Les Italiens sont des grands veaux

On continue avec l’Institut Lumière ce beau Voyage en Italie : étape de la semaine, "Les Vitelloni" de Fellini, à l’époque où le maestro n’avait pas encore largué les amarres du réalisme et livrait une chronique douce-amère de la jeunesse italienne. CC

Et si Fellini était non seulement un formidable inventeur de mondes fantasmés, un marchand d’imaginaire personnel touchant malgré tout à l’universel, mais aussi l’inventeur secret de la comédie à l’italienne ? En revoyant Les Vitelloni, tournés en 1953, au tout début de la carrière du maestro, on s’aperçoit qu’on y trouve déjà ce mélange de rire et de gravité qui fera le succès, quelques années plus tard, de Dino Risi, Ettore Scola ou Mario Monicelli. Fellini met en scène un groupe de jeunes oisifs vivant dans une station balnéaire aux alentours de Rome. Leur vie n’a rien de reluisant (mauvaises histoires de coucherie, beuveries jusqu’au petit matin, désir d’ailleurs alors que l’on a les pieds englués dans le ciment…), mais le cinéaste refuse de les juger, et crée une empathie totale avec ses Vitelloni (littéralement, les «grands veaux»). On rit, beaucoup et souvent, mais c’est bien la mélancolie, terrible, qui l’emporte à la fin, inoubliable.

La grande évasion

Fellini a vécu ses années de formation à la mise en scène à l’apogée du néo-réalisme italien — il était le scénariste de Rossellini pour Rome ville ouverte et Paisa. Les Vitelloni en témoigne, puisque le film reste solidement accroché à une peinture sociale placée sous le sceau du réalisme. Mais on sent pointer déjà, à l’image, l’envie de s’en éloigner, de s’échapper par le style vers l’imaginaire.
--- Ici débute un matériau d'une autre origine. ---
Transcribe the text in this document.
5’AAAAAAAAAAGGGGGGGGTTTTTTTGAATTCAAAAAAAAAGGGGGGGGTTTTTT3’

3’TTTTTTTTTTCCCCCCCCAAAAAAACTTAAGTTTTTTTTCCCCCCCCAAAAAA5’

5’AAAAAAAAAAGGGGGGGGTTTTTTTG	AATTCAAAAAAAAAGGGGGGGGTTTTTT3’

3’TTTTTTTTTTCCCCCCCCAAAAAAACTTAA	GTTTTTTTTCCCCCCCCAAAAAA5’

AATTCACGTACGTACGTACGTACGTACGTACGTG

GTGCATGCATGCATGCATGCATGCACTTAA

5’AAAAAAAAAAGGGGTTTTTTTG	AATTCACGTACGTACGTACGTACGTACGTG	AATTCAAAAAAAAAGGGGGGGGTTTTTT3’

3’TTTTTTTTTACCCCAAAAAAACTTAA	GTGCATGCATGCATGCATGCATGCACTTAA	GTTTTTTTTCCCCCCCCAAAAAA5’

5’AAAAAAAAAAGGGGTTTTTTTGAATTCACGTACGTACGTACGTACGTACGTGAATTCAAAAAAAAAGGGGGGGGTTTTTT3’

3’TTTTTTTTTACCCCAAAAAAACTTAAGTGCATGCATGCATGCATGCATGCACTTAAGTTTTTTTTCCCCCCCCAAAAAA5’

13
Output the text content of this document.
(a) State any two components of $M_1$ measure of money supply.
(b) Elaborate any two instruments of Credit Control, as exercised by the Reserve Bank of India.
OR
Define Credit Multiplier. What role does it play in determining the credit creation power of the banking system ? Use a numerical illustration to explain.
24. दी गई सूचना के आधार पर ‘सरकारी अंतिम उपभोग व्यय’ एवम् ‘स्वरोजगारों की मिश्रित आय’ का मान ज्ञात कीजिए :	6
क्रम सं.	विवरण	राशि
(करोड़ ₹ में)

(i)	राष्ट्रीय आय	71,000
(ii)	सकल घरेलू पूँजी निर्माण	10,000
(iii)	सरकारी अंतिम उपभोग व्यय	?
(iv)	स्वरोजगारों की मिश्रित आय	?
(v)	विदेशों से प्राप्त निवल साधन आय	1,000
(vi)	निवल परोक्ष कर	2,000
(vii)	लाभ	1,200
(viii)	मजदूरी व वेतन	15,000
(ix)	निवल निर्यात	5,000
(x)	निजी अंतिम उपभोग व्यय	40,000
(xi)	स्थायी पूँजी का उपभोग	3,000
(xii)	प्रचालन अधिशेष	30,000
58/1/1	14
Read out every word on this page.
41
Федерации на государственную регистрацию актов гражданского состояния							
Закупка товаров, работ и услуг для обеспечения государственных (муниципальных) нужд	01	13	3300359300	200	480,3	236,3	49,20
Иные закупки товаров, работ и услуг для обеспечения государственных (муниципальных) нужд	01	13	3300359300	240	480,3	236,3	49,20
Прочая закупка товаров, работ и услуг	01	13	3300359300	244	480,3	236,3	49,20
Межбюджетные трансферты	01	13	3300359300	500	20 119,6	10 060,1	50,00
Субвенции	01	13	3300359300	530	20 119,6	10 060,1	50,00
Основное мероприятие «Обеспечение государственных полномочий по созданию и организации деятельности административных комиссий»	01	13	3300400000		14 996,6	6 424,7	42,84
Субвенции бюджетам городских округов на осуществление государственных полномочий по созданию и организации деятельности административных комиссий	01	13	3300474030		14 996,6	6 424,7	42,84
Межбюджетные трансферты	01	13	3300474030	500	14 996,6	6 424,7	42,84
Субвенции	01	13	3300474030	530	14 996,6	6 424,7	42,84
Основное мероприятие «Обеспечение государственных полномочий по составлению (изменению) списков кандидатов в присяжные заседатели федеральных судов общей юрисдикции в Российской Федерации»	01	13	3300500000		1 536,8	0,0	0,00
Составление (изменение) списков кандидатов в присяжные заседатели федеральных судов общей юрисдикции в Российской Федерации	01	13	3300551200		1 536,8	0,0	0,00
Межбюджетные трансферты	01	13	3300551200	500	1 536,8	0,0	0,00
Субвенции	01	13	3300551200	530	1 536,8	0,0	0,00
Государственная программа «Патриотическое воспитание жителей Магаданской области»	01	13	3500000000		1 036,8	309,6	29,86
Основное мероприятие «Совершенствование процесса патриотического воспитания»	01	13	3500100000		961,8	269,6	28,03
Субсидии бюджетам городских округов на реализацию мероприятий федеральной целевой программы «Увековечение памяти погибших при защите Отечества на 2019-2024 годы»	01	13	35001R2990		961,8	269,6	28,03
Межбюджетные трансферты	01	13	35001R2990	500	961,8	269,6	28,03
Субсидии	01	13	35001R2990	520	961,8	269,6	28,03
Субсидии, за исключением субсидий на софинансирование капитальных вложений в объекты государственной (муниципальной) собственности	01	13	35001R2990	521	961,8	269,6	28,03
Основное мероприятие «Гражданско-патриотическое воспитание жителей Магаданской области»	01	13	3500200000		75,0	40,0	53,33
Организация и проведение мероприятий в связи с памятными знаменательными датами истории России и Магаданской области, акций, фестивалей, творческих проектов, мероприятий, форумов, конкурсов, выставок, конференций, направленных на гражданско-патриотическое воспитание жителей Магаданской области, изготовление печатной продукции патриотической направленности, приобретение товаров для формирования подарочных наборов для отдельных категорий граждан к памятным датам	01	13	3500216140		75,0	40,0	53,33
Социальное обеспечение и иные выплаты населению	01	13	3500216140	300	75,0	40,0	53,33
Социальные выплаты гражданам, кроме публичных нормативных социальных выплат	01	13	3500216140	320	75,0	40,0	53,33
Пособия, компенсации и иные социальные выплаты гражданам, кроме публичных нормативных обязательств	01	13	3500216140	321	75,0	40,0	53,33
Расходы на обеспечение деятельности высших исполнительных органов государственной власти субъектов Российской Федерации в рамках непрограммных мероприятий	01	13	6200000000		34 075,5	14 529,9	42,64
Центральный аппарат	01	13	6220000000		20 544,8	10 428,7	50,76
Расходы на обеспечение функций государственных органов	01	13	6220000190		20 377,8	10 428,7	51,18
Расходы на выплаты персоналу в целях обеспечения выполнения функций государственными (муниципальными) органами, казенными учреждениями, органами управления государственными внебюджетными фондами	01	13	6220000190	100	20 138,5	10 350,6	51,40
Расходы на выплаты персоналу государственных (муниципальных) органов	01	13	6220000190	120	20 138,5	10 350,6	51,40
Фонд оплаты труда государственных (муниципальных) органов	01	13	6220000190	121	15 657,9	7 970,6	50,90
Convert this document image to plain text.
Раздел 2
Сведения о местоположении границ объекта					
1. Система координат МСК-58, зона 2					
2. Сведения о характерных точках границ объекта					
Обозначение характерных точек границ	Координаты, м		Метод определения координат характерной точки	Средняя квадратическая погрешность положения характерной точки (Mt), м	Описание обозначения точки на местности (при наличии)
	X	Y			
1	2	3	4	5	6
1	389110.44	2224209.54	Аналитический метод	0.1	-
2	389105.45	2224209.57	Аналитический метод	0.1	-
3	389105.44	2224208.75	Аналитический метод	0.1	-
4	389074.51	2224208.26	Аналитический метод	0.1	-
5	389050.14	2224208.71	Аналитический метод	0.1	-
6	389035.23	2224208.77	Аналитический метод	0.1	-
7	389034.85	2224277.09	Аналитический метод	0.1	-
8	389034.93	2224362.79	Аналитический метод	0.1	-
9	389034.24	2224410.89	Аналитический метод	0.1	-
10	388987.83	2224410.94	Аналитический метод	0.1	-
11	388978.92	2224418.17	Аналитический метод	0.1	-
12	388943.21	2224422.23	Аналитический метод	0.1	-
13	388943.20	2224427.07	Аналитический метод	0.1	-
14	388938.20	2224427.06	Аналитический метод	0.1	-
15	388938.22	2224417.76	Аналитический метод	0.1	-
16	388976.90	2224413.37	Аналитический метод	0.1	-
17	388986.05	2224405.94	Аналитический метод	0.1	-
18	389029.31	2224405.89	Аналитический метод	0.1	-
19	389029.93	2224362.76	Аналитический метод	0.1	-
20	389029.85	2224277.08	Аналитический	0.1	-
C’est le cas lors de la séquence du carnaval, où la tentation baroque de Fellini est manifeste, même si le cinéaste n’en est pas encore à larguer les amarres, et utilise cet instant de fièvre comme un révélateur des frustrations de ses personnages, englués dans leur quotidien. Les trois films suivants de Fellini (Il Bidone, La Strada et Les Nuits de Cabiria) vont lentement accentuer cette prise d’indépendance. Mais c’est bien La Dolce Vita qui, au cœur même de l’œuvre, accomplit la mue fellinienne. Guido, le paparazzi romain incarné par Mastroianni, est un Vitelloni qui aurait réussi socialement, mais qui aurait gardé le même appétit pour une vie légère et superficielle. Au fil de son errance dans l’été romain, il va passer de l’autre côté du miroir, de l’observation amusée des mœurs délurées de la bourgeoisie friquée à un monde à la lisère du fantastique, où l’illusion et la réalité se fondent jusqu’à être indiscernables. Fellini signait alors son premier film fellinien : on appelle cela devenir un auteur.

Les Vitelloni
À l’Institut Lumière, du vendredi 21 au mardi 25 mai.